The team approached him near the end of last season, as they did with their other established veterans on long-term contracts, to inquire whether he would prefer to be traded than to stick around for a change in organizational direction. Contreras wanted to stay, and to take it a step further, was willing to shift from behind the plate to first base, taking over as the starter at that spot from the departed Paul Goldschmidt.
The change was immediate, and its ripples significant.
Contreras reported to camp weighing 245 pounds, having added, in his estimation, 12 pounds of muscle to his upper body over the winter. As a catcher, he placed a premium on flexibility and agility, preferring to keep himself in the range of 230 pounds while knowing he would lose weight as the season unfolded.

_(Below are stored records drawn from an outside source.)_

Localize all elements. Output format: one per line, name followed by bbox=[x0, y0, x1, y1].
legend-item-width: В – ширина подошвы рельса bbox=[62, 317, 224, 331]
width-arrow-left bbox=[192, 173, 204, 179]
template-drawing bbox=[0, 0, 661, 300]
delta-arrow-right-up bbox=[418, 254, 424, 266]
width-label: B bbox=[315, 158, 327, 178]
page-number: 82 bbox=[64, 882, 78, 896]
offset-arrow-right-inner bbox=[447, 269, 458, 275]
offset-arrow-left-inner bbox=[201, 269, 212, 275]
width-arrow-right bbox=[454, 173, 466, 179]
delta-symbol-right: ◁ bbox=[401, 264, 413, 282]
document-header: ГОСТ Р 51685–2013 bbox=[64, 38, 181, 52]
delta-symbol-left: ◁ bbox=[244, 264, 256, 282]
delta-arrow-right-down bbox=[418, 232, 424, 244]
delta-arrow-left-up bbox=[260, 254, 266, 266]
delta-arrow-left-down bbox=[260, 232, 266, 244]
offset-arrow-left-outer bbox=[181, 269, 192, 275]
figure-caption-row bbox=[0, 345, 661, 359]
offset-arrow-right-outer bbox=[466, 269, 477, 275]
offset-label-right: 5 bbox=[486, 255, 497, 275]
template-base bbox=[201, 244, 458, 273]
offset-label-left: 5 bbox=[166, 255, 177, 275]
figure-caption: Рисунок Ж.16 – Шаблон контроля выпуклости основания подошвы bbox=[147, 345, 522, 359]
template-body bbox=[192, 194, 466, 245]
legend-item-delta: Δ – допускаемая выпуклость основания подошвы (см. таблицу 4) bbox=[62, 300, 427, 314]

Now? Grip it and rip it, both the barbells and the bats.
“He’s been working hard at it,” manager Oli Marmol said of Contreras’s transition. “You see him first thing in the morning, he eats something, and he’s already on the turf field with Stubby [Clapp] and Cheo [Oquendo] and the guys.”
Clapp, the team’s primary infield coach as well as first base coach, echoed the sentiments of many others around camp in discussing the most challenging part of the switch – it’s all in the feet.
“There’s a lot more that goes on at first base than you realize,” Clapp said. “When you anchor first base down, it anchors everybody else down, and you have the confidence to be able to throw the ball across the infield.
“I think you’ll see that his feet play over at first base. He moves well. We’ve just to make sure that we get him calmed down and make sure that we’re not trying to go too fast. And help him realize, like, how close he really is to first base, and identifying the speed of the ball hit and stuff like that, and not to panic and be able to do stuff like that.”
Luken Baker, who has played more than 4,000 innings at first base as a professional, said that “everything starts from the ground up” for a first baseman.
“Before I started playing first base, I thought it was, you just stick the guy over there that can hurt you the least,” Baker explained. “But the more that I played over there, there’s a lot of little things in the footwork and how you’re setting up reactions. You’re at a hot corner too. It’s not just third base, right?”
Burleson, who figures to be Contreras’s primary backup, echoed Baker’s sentiments nearly word for word.
“It’s the hot corner, just on the other side of the diamond,” Burleson said. “It’s not as easy as it sounds. Yeah, your main job is to catch the ball. But [the infielders] making tough plays and stuff, they don’t have good grips on the ball. You’ve got to be able to read that. You’ve got to make some picks and stuff. Without a first baseman, I mean, you don’t really have baseball.”
Contreras is well aware of the necessary work, and was vehement in his desire to tune out exterior skepticism.
“Having confidence, being confident, is a huge key for me right now,” he said. “I feel the same way I did last year. I feel good about it. Feel confident that I’m gonna have a good season.
“I’ve seen [people] say [things] about my defense at first base, or this and that, but people are gonna say whatever they’re gonna say. I don’t give a [flip]. I’m the one here doing my work, putting in my stuff, and I know what I’m able to do.”
Another thing Contreras is able to do, freed from behind the plate, is dream about what could happen for him over a full season. His 138 games played in 2018 were a career high, and that was also the only year in which he put up more than 500 plate appearances. Catching takes a toll on the body that modern managers seek to avoid through prescribed rest, and between those plans and the wear and tear of injuries, it remains to be seen what his bat might deliver if he’s able to climb north of 150 games or 600 plate appearances.
Asked if he had a home run total in mind for his inaugural season out of shin pads, Contreras smirked and relayed a conversation he recently had with his brother, William, the catcher for the Milwaukee Brewers.
“I said, ‘I’m gonna hit 62 [homers] this year,’” Contreras relayed. “He was like, ‘whoaaa.’ It was just a joke. I don’t have any numbers in mind. Whatever comes to me, I’ll take it. But the one thing I have for sure in my mind is to just play hard, be a good guy in the clubhouse, and pick each other up.”
And so he did on Tuesday, with he and Burleson egging each other on to make increasingly difficult stops with the threat of calisthenics looming in the background. He didn’t have to get down in the dirt himself, though, which already looks a great deal different from years past.